Prometheus il dono del fuoco di Roberto Mosi

Viene da chiedersi dove tragga ispirazione Roberto Mosi per regalarci un bellissimo poema di questo genere, proprio quando tutto sembra precipitare e sono tanti i segni di rivolta verso la scienza e la speranza di futuro.

Forse è proprio da questa necessità di tornare a riflettere e a dare alla scienza e alla speranza il peso che meritano, che ha indotto Roberto a tornare al mito che più di tutti incarna questa necessità. Prometeo, già nell’etimologia del nome (“colui che riflette prima”) ci indica il primo percorso del poeta. Attingere, attraverso la tragedia di Eschilo, al mito del dio che distrugge se stesso pur di donare all’uomo la scintilla del fuoco (e, di lì, dei progressi che con il calcolo e la scienza l’uomo stesso riuscirà a mettere in atto), è il modo con cui Mosi incarna nei bellissimi versi di cui è capace il messaggio più forte e necessario in questo tempo di pandemia. E svolge questo compito partendo dalla nuova realtà delle nostre città (“cerco nelle città/ spazi lontani /dove s’accende la fantasia dei colori…parlano lingue/ nuove, antiche…inseguono la vita…sono folla/ nei quartieri lontani”) e dalle profonde contraddizioni umane di questo nostro tempo (“crescono muri possenti/su terre concimate d’odio/alti, sempre più alti…quando a Gerico si darà fiato/al corno d’ariete delle trombe?”)

Dopo averci portato in giro per i luoghi più rappresentativi della nostra moderna conflittualità e angoscia (“Gerusalemme, Ai confini del Messico, il muro di Berlino, Melbourne –‘Vento di sabbia trascinata/ dal deserto soffia angosce/ su noi al centro della città’ – Rio de Janeiro – ‘Volti in bianco e nero/abitanti della favela…sguardi fissi su di noi’) il poeta ritorna al tema che l’ha spinto a darci una speranza (…L’epidemia ha foderato di silenzio/ i quartieri…giorni di speranza sorgeranno/ al suono di nuove poesie, alla luce di nuove scintille d’arte”).

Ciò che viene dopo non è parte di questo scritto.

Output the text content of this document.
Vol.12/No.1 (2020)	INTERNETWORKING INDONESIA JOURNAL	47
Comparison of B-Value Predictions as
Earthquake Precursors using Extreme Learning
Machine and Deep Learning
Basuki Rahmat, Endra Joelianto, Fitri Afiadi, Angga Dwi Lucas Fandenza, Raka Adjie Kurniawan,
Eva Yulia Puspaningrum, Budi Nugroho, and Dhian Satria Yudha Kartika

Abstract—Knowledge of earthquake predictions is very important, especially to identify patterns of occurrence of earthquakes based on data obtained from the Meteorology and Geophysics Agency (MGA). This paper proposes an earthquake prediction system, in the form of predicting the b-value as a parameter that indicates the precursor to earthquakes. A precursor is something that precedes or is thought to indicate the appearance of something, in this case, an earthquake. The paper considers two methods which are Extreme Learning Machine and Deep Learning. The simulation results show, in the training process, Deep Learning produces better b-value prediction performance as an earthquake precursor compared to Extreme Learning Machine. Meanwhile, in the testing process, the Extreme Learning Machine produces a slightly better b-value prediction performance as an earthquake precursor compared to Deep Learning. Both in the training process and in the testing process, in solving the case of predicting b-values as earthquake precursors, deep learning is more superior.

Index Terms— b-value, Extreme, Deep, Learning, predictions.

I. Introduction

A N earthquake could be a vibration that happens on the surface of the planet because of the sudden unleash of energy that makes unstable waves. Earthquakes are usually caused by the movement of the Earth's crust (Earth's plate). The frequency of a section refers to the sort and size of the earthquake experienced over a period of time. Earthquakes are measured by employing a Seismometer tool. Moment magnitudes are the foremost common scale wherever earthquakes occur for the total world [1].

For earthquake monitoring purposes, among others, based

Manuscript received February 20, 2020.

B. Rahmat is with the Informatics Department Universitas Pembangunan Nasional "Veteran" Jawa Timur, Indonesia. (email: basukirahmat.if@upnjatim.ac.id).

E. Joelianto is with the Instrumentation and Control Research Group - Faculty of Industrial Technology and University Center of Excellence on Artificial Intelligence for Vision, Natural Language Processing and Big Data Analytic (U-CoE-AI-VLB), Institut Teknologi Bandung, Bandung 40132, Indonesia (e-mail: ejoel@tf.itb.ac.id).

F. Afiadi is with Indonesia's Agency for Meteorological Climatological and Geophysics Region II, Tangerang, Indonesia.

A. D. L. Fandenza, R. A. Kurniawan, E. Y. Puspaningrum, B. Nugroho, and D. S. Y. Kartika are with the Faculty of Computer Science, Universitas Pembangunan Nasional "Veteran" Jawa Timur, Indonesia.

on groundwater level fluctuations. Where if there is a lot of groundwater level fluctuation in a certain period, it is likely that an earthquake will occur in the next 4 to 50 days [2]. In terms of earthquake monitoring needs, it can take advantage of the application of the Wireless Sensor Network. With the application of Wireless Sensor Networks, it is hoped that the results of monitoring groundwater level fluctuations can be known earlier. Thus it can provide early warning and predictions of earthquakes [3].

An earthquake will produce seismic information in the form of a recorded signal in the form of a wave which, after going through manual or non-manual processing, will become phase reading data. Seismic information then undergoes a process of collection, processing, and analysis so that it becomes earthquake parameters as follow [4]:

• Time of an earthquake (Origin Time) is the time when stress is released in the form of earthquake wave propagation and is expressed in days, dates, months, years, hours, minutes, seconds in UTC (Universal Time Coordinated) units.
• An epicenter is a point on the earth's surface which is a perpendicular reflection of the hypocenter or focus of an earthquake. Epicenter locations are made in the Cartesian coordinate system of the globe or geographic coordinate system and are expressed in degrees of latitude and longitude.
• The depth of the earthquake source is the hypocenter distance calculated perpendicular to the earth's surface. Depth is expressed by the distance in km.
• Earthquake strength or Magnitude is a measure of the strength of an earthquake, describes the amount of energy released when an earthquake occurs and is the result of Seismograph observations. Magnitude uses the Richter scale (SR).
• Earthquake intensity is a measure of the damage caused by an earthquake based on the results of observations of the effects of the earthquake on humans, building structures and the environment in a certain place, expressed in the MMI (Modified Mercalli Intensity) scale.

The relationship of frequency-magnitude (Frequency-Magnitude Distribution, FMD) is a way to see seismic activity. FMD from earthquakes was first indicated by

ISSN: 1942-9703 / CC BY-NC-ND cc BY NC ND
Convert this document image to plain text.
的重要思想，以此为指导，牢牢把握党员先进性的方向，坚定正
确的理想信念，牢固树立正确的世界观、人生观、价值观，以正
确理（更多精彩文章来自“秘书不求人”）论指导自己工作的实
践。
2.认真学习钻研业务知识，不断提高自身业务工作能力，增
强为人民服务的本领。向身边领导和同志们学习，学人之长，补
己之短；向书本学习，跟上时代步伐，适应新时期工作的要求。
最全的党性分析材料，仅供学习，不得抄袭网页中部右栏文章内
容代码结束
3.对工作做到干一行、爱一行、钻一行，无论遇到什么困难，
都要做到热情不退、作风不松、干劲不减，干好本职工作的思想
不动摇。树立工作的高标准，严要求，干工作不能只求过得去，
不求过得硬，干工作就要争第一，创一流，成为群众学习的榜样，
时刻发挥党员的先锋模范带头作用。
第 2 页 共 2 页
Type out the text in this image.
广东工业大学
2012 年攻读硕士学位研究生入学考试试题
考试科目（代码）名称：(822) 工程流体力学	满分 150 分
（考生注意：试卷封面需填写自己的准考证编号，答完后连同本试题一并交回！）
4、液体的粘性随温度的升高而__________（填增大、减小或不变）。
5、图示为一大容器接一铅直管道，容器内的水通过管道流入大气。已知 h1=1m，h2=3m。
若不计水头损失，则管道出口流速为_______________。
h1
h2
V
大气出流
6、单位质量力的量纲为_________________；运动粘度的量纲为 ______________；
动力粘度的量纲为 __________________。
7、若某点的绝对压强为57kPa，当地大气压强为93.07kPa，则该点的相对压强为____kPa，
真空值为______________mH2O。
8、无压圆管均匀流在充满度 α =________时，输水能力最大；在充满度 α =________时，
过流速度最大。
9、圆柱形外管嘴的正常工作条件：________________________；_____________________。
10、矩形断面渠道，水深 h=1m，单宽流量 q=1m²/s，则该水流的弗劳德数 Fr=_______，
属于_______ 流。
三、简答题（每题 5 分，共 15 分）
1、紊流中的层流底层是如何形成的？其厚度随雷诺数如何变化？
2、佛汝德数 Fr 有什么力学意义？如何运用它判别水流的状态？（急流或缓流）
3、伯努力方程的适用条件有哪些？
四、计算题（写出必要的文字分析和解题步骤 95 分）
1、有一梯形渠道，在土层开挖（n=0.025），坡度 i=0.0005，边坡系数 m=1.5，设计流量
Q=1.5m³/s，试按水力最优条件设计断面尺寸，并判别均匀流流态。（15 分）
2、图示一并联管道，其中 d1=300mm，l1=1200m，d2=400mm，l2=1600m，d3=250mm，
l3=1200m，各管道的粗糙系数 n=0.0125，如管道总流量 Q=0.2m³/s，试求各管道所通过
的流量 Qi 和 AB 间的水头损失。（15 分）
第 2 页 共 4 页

E qui termina, nell’ode al Giullare (“…sbeffeggia beffardo greggi/ di turisti/il lusso delle vetrine/l’ipocrisia della gente”) la parte che potremmo definire propedeutica, quella insomma che, dalle contraddizioni e dalle sofferenze del mondo, oggi smarrito nella nuova pandemia, ricerca nel risveglio dell’arte e della sapienza la strada maestra per il futuro dell’umanità.

Ma Mosi non si accontenta di queste, pur esplicite, allusioni: egli sente il bisogno di ricordarci che l’arte, intesa come modo per sconfiggere le nostre paure e i nostri sentimenti di inadeguatezza, nasce, si potrebbe dire, con la stessa storia dell’homo sapiens. Infatti “Dalle origine dei tempi, rupi/ muri dipinti, immagini…evocano miti, leggende/sono modi di comunicare/conoscere, vincere la paura”.

Ed è bellissimo l’accostamento che mi sento di fare (Roberto mi perdonerà!) con l’ode a “l’infermiere in divisa bianca/ Scala la montagna, una palla/ di ferro al piede, la forma del Covid/ Una mano sulla cima, cedono le pietre/ precipita in basso, pronto a risalire”.

Reso omaggio alla follia, intesa come ricerca di nuovi orizzonti e confini umani, il poeta giunge finalmente a “La grande porta sul fiume”, in questo caso l’Arno, dove solo leggendoli si possono apprezzare i bei versi di Roberto che, dai “Prati della Zecca vecchia” ci indicano la porta “aperta sul mito della scienza” e ci disegnano un percorso “che raggiunge Arcetri per il dialogo con Galileo Galilei sul destino dei pianeti, delle stelle”

Nella seconda e ultima parte di questo godibilissimo libro, Mosi si scaglia apertamente, per mezzo di Prometeo, contro chi vorrebbe rinnegare l’arte e la scienza quale strumento di sopravvivenza e crescita umana: “Incontro Prometeo/ e il tempo del mio ieri/ nella città sull’Arno bagnata/ dall’arte e dalla scienza”.

E non ci può essere conclusione più netta ed esplicita (“Il dio, ladro del fuoco, porge/ad Antigone la fiamma della scienza…Luci sempre accese nei laboratori/si alza pietra per pietra la diga/dell’immunità contro il contagio/Prometeo ed Antigone illuminano/la via all’uomo per riprendere/a vivere, per riconquistare l’amore”).

Chiuso il libro, resta una forte gratitudine verso Roberto per aver trovato versi così belli che ci allievano l’animo in tempi necessari e ci spingono alla riflessione e allo studio della grande tradizione culturale e scientifica che dai classici ci porta fino ai nostri tempi e ci dona la speranza che l’uomo sappia ancora una volta sconfiggere il male.